I do, however, know something about occupation.
And
not only because I spent so much of my life in an IDF uniform,
occupying. Southern Lebanon, northern Sinai, Hebron to Abu Dis, Gaza to
the Golan - if Israel's captured it, I've occupied it.
I
understand why it is so important for some people to prove that Israel
is an apartheid state, and why others recoil from the word. Apartheid is
an obscenity. An ugly, malignant lesion of a word. A time bomb.
Apartheid is an internationally recognized synonym for politically
rooted crimes against humanity, for maliciously oppressive segregation
of such magnitude that the nation which practices it, begs to be shunned
as a pariah, a leper state, a moral menace, unworthy to exist.
By
contrast, just as we have learned to, for lack of a better term, live
with occupation, we have learned over time to live with the word. The
very fact that "occupation" tends to connote something temporary, helps
ease the processes through which it is fast becoming not only permanent,
but seemingly irreversible.
We've
learned to live with the idea that occupation exists solely for the
sake of the settlement enterprise – and with the fact that both
occupation and settlement blacken Israel's name as nothing else.

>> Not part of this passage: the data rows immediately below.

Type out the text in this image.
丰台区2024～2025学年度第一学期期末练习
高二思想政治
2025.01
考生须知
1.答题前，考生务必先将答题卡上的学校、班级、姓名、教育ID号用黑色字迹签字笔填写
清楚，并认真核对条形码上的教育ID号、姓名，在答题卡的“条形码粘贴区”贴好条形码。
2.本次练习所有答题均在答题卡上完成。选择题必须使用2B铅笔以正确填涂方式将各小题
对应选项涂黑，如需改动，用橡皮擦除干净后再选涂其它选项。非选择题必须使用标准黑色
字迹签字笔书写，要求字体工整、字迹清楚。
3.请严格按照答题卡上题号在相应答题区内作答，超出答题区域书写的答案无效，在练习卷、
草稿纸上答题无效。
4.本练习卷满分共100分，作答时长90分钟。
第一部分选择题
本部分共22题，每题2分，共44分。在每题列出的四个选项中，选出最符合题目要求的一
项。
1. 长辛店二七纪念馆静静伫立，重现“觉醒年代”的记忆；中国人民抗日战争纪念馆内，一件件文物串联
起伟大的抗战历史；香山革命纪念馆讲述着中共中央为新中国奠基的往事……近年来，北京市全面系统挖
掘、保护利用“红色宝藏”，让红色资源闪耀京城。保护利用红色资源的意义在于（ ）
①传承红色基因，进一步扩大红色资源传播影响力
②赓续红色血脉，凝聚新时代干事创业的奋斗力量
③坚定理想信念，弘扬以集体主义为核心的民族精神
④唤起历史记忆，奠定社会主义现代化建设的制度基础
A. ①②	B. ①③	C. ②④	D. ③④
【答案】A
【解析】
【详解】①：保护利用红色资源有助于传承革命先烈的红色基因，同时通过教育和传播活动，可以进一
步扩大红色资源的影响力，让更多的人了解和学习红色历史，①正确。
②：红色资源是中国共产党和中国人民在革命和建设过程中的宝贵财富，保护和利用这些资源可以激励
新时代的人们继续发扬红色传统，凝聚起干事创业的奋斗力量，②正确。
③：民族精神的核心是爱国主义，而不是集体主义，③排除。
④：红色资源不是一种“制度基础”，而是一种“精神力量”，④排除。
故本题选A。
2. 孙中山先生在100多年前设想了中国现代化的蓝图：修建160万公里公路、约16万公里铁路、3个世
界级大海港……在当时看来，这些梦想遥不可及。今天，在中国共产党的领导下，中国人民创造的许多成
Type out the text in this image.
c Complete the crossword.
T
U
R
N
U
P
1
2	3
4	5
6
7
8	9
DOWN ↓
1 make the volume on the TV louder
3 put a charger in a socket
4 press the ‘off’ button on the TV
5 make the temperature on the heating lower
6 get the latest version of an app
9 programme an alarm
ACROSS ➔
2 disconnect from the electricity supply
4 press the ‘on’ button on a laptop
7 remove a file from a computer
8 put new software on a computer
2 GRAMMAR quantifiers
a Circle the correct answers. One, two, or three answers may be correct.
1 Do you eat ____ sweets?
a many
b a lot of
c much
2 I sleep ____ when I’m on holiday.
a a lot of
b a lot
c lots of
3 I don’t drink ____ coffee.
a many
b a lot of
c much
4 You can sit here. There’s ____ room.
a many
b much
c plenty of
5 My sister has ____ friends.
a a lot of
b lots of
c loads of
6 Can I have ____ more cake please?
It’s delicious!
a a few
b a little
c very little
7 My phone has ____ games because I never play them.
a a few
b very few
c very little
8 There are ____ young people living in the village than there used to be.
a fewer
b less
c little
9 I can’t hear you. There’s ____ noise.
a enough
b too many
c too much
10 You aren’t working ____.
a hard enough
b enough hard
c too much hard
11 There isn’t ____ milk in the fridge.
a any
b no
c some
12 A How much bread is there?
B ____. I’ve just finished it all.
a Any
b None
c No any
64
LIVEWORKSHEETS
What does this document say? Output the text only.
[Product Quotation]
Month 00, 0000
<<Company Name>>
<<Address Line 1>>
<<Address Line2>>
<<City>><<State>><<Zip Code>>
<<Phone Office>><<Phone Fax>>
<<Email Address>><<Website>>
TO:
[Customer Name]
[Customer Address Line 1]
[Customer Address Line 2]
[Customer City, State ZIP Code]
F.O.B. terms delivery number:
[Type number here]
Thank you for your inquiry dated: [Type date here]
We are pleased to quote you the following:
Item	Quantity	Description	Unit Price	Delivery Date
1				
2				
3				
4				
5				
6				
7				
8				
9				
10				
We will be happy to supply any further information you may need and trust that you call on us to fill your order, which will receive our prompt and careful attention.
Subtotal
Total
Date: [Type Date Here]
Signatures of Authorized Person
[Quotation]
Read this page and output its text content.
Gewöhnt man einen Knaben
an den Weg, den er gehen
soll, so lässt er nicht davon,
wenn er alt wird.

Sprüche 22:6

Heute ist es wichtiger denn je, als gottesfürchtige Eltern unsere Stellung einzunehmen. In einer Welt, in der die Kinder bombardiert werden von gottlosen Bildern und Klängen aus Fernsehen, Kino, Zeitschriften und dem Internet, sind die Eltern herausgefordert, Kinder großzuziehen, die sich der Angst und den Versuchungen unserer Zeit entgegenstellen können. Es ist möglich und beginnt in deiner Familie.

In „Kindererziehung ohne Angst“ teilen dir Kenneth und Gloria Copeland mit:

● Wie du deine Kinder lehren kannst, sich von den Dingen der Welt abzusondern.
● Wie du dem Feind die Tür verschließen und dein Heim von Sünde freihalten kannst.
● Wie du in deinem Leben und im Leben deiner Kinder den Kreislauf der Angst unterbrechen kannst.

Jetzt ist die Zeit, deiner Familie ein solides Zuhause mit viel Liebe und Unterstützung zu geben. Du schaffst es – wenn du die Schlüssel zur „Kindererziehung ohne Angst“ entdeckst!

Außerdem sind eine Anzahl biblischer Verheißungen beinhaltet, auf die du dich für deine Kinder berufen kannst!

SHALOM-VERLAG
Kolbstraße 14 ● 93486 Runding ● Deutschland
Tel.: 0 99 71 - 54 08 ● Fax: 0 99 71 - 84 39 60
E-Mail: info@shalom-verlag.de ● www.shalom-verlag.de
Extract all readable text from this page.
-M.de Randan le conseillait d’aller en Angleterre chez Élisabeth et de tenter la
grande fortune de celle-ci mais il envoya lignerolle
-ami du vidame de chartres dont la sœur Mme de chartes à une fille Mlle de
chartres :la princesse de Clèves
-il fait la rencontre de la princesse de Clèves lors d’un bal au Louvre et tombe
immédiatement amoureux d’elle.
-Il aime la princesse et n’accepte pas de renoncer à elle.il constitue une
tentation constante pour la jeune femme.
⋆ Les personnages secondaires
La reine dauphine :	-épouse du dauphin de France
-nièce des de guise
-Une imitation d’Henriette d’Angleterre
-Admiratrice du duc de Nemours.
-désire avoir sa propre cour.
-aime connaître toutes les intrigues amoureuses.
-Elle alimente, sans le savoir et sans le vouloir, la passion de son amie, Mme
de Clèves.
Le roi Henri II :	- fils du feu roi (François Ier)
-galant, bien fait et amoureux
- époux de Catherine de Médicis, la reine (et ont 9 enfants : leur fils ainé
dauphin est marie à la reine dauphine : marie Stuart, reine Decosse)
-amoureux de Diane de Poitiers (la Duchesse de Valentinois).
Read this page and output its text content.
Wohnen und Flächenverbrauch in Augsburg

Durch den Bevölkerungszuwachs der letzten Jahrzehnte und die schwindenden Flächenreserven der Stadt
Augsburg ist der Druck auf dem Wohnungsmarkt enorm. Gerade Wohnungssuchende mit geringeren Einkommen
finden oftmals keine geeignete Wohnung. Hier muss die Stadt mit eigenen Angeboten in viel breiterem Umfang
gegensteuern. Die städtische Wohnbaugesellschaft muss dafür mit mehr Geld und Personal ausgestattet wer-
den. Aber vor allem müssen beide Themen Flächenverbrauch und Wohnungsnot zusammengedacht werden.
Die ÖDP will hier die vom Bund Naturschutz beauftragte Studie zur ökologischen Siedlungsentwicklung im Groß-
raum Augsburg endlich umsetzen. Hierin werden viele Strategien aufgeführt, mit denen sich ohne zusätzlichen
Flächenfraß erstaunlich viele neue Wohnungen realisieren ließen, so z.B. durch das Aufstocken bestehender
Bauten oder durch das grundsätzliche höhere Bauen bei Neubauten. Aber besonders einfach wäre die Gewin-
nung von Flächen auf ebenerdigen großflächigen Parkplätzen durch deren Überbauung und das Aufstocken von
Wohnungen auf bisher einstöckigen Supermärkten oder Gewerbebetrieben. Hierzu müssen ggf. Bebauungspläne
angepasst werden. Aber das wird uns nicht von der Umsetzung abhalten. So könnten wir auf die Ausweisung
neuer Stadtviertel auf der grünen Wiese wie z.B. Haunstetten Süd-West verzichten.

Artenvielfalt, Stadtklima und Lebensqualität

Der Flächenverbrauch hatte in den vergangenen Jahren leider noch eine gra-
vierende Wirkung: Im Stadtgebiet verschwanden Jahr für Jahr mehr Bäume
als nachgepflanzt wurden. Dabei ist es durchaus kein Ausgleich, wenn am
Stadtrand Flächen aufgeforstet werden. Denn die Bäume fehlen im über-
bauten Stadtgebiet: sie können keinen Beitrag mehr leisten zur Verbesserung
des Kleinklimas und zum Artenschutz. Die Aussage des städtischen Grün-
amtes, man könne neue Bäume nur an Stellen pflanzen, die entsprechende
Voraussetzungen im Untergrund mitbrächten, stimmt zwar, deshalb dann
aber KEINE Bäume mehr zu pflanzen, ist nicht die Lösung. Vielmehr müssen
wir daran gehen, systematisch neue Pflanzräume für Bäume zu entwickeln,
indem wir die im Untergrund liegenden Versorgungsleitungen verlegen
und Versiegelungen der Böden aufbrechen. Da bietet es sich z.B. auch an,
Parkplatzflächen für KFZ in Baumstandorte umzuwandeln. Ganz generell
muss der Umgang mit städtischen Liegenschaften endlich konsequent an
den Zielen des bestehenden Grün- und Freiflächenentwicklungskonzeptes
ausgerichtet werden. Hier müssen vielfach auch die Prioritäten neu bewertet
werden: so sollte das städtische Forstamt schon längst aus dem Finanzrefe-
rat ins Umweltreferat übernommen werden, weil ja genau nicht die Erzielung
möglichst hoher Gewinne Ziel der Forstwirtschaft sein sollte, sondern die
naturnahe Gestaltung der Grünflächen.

Settlement and occupation are the essential reasons that Israel stands
accused of apartheid. They are the fuel of boycott. They are our curse.
Without
minimizing the importance of the discussion of whether what Israel is
doing is apartheid or occupation, I believe that the Netanyahu
government - which is doing everything that it can to shore up the
occupation and render it irreversible – actually benefits from the fact
that the debate over the designation apartheid often focuses on – and
dead-ends in - terminology, and not on concrete steps to fight it.
So
here's the opinion of one veteran occupier who doesn't want any
Israelis to spend any more of their lives occupying another people: It
doesn't matter what you call it. Call it Occu-Partheid, if that will in
any way shift the discussion from what to call it, to how to end it.
Why
do I say this? Because I believe with everything I have seen, that the
curse of settlement, the curse of Occupartheid, is no more permanent
than any other. This is what we've all seen, pulling into Sinai and
south Lebanon and Gaza, and later pulling out:
Nothing in the Mideast is irreversible. Nothing in the Mideast is eternal. Nothing in the Mideast is indivisible.
It
may be that Israelis have grown inured to, or literally walled-off
from, the devastating effects of Occupartheid on millions of
Palestinians. But they can feel the costs of Occupartheid to Israel's
security – the drains on military training, morale, the diversion of
tens of thousands of artillery, armor, infantry, even air force
soldiers, to Occupartheid duty for which they are undertrained,
underequipped and emotionally unprepared. They know, better by the year,
the social welfare costs of diverting affordable housing and allotments
for health care, education, and transportation to the settlements.
Every
day, separation wall or no, Israelis still manage to see how
Occupartheid is ruining this place that we love. The ways it drains our
resources, saps our hopes, undermines democracy, and fosters violence,
corruption, racism, and inequality.
For
the last two elections, politicians of the center and center-left,
leading from behind and thus falling behind, chose to bypass and ignore
Occupartheid as a central issue of our time. This, despite polls showing
consistent majority support in Israel for an eventual two-state
solution. This has only emboldened the right to press for ever more
racist and anti-democratic legislation, and ceaseless, heedless new
settlement construction.
If
past experience is any measure, though, the right may be about to blow
it. The crowing victory-lap certainty of Naftali Bennett's recent pronouncements
that the peace process was "suicide" suggests that he believes that
permanent Occupartheid is both sustainable, and the course that most
Israelis want to follow.
It
is neither. Benjamin Netanyahu knows this better than anyone. That's
why he's done everything he can to divert attention from Occupartheid –
paying lip service to two-states while undermining any chance of
progress toward it, all the while desperately pursuing his
The-Sky-Is-Falling policy toward Iran.
What
really terrifies the prime minister is the possibility that the right
Israeli – a leader with courage and charisma and the belief that the
oligarchy of Occupartheid can be dismantled – will come to the fore.
We haven't met that leader yet. But we will. Nothing in the Mideast is permanent. Not even lack of leadership.